Every child has the right to early childhood education, and disability should not rob them of it. Multiple studies show the advantages of an inclusive education from a very early stage. Children with disabilities learn like any other child, by participating in functional activities, by repetition of the strategies that help them develop autonomy abilities, independence and socialization. Diversity is enriching to every child, not only those who have a disability, since the learning experience is built through interaction with equals. In order to create societies that are more tolerant and respectful, we have to face the different realities, be them economic, social or physical. Children’s participation in their routines, with quality interaction with their parents and teachers, is the best way to foster childhood development.
In spite of its known advantages and the effort to promote inclusion made by the school system of many countries, it is not a very common practice in early childhood, from ages 0 to 6.
After the birth of a child with a disability, families have to deal with a health system that is far from the inclusive educational model. The current medical model of many countries pushes families to seek multiple hours of therapy and treatments that hardly allow for attendance to an educational institution.
At the same time, early childhood educational institutions generally lack the necessary support to aid students with special needs, and teachers do not feel qualified to tend to them adequately.
Because of this, it’s common for families to feel forced to relinquish early childhood education, therefore depriving children of the necessary interventions that take place in educational institutions, and instead seek adequate treatment in specialized centers.
Against that reality, evidence-based practices claim that intervention strategies that take place within the daily activities, at home or at education centers are the best treatment for children. This shift in focus implies that lunchtime is a suitable space to promote motor development and swallowing, or that outdoor playtime is an opportunity to work on motor skills, balance, social relations or adaptation to stimuli, etc.

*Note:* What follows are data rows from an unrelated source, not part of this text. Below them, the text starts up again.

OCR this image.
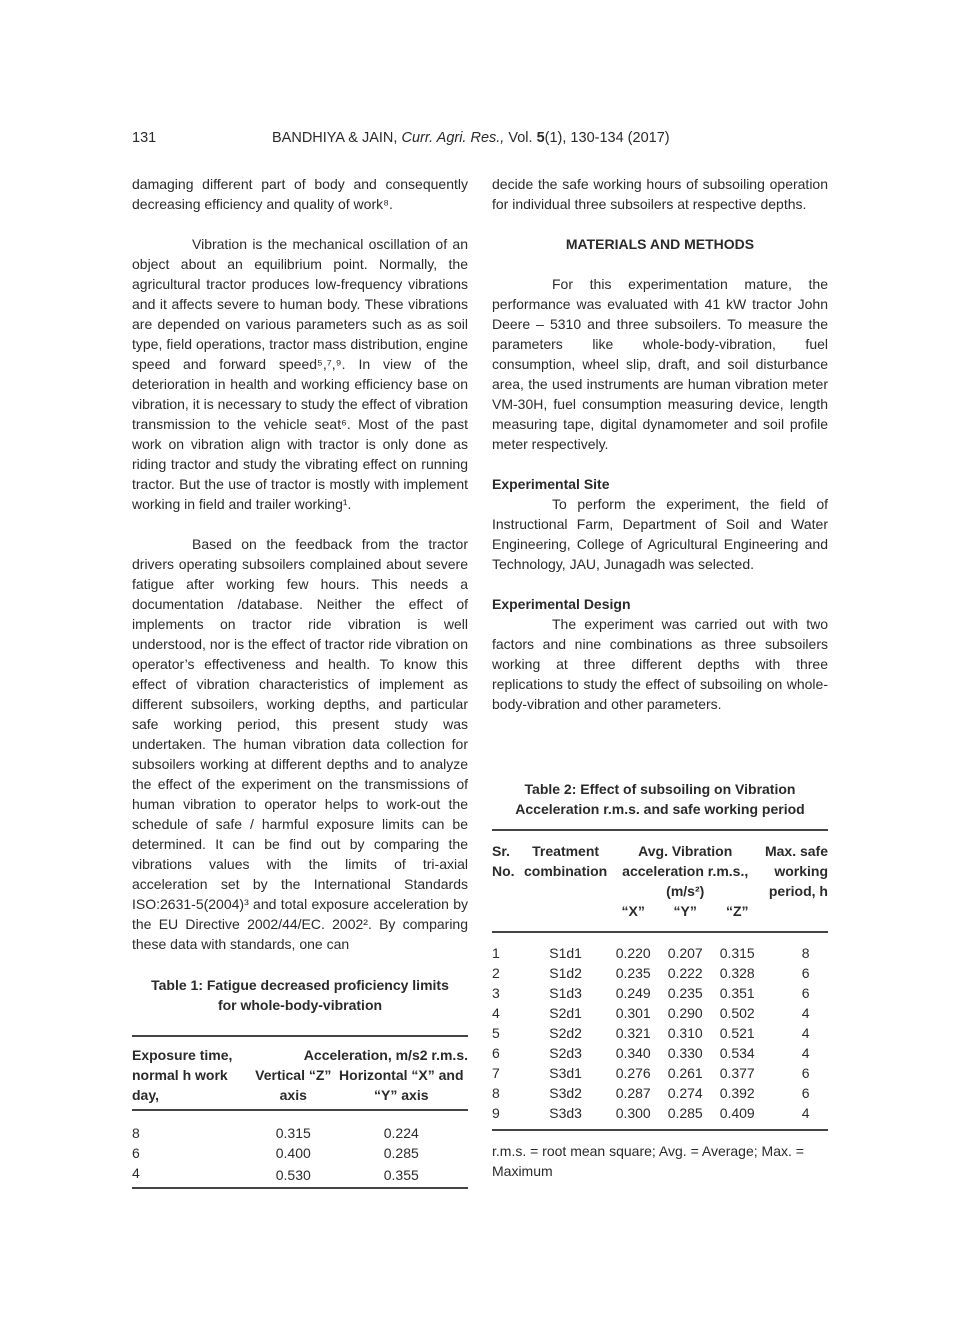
131	BANDHIYA & JAIN, Curr. Agri. Res., Vol. 5(1), 130-134 (2017)

damaging different part of body and consequently decreasing efficiency and quality of work⁸.

Vibration is the mechanical oscillation of an object about an equilibrium point. Normally, the agricultural tractor produces low-frequency vibrations and it affects severe to human body. These vibrations are depended on various parameters such as as soil type, field operations, tractor mass distribution, engine speed and forward speed⁵,⁷,⁹. In view of the deterioration in health and working efficiency base on vibration, it is necessary to study the effect of vibration transmission to the vehicle seat⁶. Most of the past work on vibration align with tractor is only done as riding tractor and study the vibrating effect on running tractor. But the use of tractor is mostly with implement working in field and trailer working¹.

Based on the feedback from the tractor drivers operating subsoilers complained about severe fatigue after working few hours. This needs a documentation /database. Neither the effect of implements on tractor ride vibration is well understood, nor is the effect of tractor ride vibration on operator’s effectiveness and health. To know this effect of vibration characteristics of implement as different subsoilers, working depths, and particular safe working period, this present study was undertaken. The human vibration data collection for subsoilers working at different depths and to analyze the effect of the experiment on the transmissions of human vibration to operator helps to work-out the schedule of safe / harmful exposure limits can be determined. It can be find out by comparing the vibrations values with the limits of tri-axial acceleration set by the International Standards ISO:2631-5(2004)³ and total exposure acceleration by the EU Directive 2002/44/EC. 2002². By comparing these data with standards, one can

Table 1: Fatigue decreased proficiency limits for whole-body-vibration
Exposure time, normal h work day,	Acceleration, m/s2 r.m.s.	
	Vertical “Z” axis	Horizontal “X” and “Y” axis

8	0.315	0.224
6	0.400	0.285
4	0.530	0.355

decide the safe working hours of subsoiling operation for individual three subsoilers at respective depths.

MATERIALS AND METHODS

For this experimentation mature, the performance was evaluated with 41 kW tractor John Deere – 5310 and three subsoilers. To measure the parameters like whole-body-vibration, fuel consumption, wheel slip, draft, and soil disturbance area, the used instruments are human vibration meter VM-30H, fuel consumption measuring device, length measuring tape, digital dynamometer and soil profile meter respectively.

Experimental Site

To perform the experiment, the field of Instructional Farm, Department of Soil and Water Engineering, College of Agricultural Engineering and Technology, JAU, Junagadh was selected.

Experimental Design

The experiment was carried out with two factors and nine combinations as three subsoilers working at three different depths with three replications to study the effect of subsoiling on whole-body-vibration and other parameters.

Table 2: Effect of subsoiling on Vibration
Acceleration r.m.s. and safe working period
Sr. No.	Treatment combination	Avg. Vibration acceleration r.m.s.,(m/s²)			Max. safe working period, h
		“X”	“Y”	“Z”	

1	S1d1	0.220	0.207	0.315	8
2	S1d2	0.235	0.222	0.328	6
3	S1d3	0.249	0.235	0.351	6
4	S2d1	0.301	0.290	0.502	4
5	S2d2	0.321	0.310	0.521	4
6	S2d3	0.340	0.330	0.534	4
7	S3d1	0.276	0.261	0.377	6
8	S3d2	0.287	0.274	0.392	6
9	S3d3	0.300	0.285	0.409	4
r.m.s. = root mean square; Avg. = Average; Max. = Maximum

It seems paradoxical to speak of inclusion when children with disabilities spend hours in individual therapies outside the classroom. We need to move to a conception in which the classroom is a space where all children can learn, with or without special needs.
When we speak of inclusive education, it’s not enough to count the amount of enrolled children with disabilities. Children need to share the same space during school hours, being offered equal opportunities to participate, which allow them to learn in equal conditions.
Children need to have an active role in learning and to achieve that, it is necessary for classrooms to have teachers that are adequately trained and that have the time to offer the best care to each child.
As an example, the regulations in Spain establish that a teacher should care for 20 children of 2-3 years of age. The current ratios in most countries do not allow for inclusive education. In response to teachers’ concern for their lack of ability to care for children with disability, families are prompted to seek external therapies and individual treatments that do not allow the child to interact with his peers.
Although these concepts and their limitations have been under discussion for decades, an effective implementation process of evidence-based practices has not always been carried out, and this makes them harder to apply globally.
Education systems need to design inclusive practices implementation plans for early childhood, including teachers, school authorities, politicians, families and other agents implied, like the health sector.
It is necessary to count on a personal and economic infrastructure. Teacher training needs to include instruction in direct care and real situations in which the advantages of inclusion in the first stages of education are experienced in situ. Teachers need to understand that inclusion does not mean that every child has to do the same or else seek therapy.
It is harder to achieve a shift in perspective than to draft or pass a law. Inclusion requires that everyone is seen in equal conditions and receives opportunities according to their possibilities.
Margarita Cañadas, director of the L´ Alquería Center for Early Childhood Education and Attention of the Catholic University of Valencia in Spain.